CU Boulder researchers will play a key role in a landmark National Institutes of Health (NIH) study of brain development and child health in the United States. The long-term study begins recruitment today.
The Adolescent Brain Cognitive Development (ABCD) study will follow the biological and behavioral development of more than 10,000 children beginning at ages 9-10 through adolescence into early adulthood. Recruitment will be done over a two-year period through partnerships with public and private schools near research sites across the country as well as through twin registries.
CU Boulder is one of 19 sites across the nation selected to host the study. Research will be led by the university’s Institute of Cognitive Science (ICS) which runs the campus’s neuroimaging center and the Institute for Behavioral Genetics (IBG).
“Adolescence is a remarkable period of brain development, a time when the brain is particularly malleable and receptive to the environment,” said Marie Banich, director of the CU Boulder neuroimaging center and one of the principal investigators of the ABCD study. "The size and scope of this study will provide foundational research to understand how brain development enables the growth in mental and emotional functions that characterize the transition from childhood to adolescence to adulthood.”

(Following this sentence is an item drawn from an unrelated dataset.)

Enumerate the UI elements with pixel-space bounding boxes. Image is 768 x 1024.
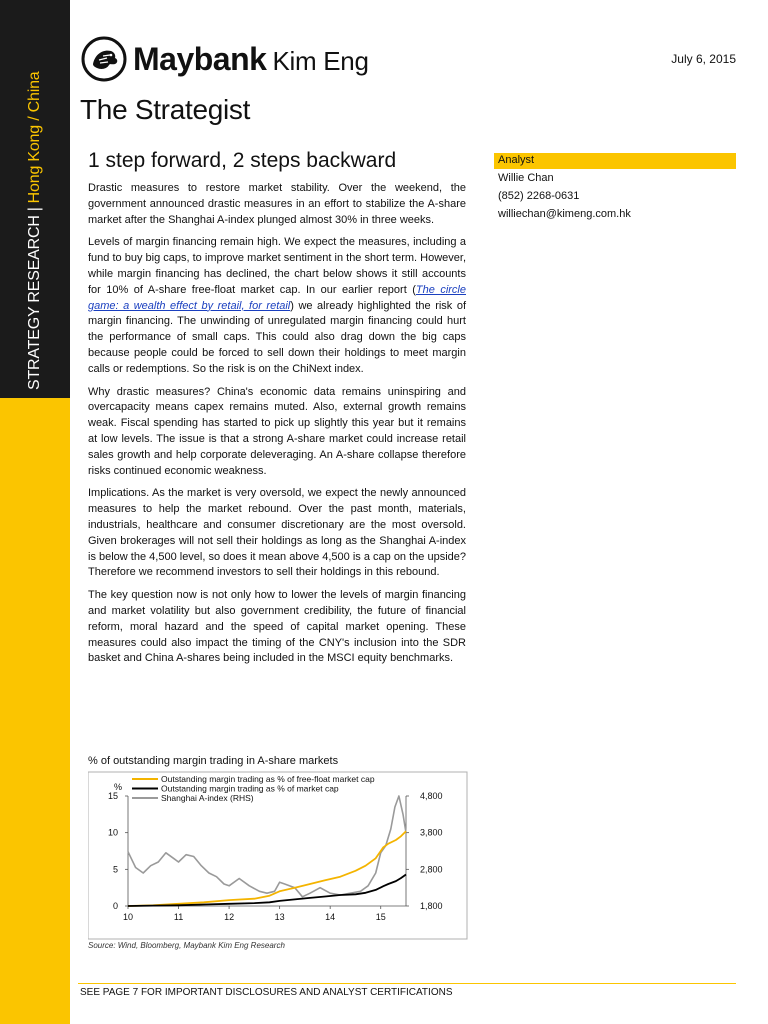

CU Boulder will also be one of just four study sites to focus on twin pairs, specifically looking at developmental behaviors that can be attributed to environmental influences compared to those that are inherited genetically.
“The selection to participate in a national study of this caliber speaks to the strength of both the twin study resources we have developed and the reputation IBG has in this area,” said John Hewitt, director of IBG. IBG has maintained the statewide Colorado Twin Registry since 1968.
The study, which is supported by the National Institute on Drug Abuse, may also shed new light on the effects of adolescent experiences on brain development, including experimentation with drugs and alcohol. For example, the study may provide information on whether there are certain sensitive periods during adolescence when the brain is particularly influenced or affected by such experiences.
“Overall, we hope to gain a better understanding of the brain’s emotional and cognitive development at this crucial point in life,” said Banich, who is also a professor in CU Boulder’s Institute of Cognitive Science. “The results will help provide scientific evidence that can be used to help design educational programs and guide public policy so that the youth of Colorado, as well as other teens across the country, can lead the happiest and healthiest lives possible.”
The ABCD study is supported by the National Institute on Drug Abuse, the National Institute on Alcohol Abuse and Alcoholism, the National Cancer Institute, the Eunice Kennedy Shriver National Institute of Child Health and Human Development, the National Institute of Mental Health, the National Institute on Minority Health and Health Disparities, the National Institute of Neurological Disorders and Stroke, the NIH Office of Behavioral and Social Sciences Research and the Division of Adolescent and School Health at the Centers for Disease Control and Prevention.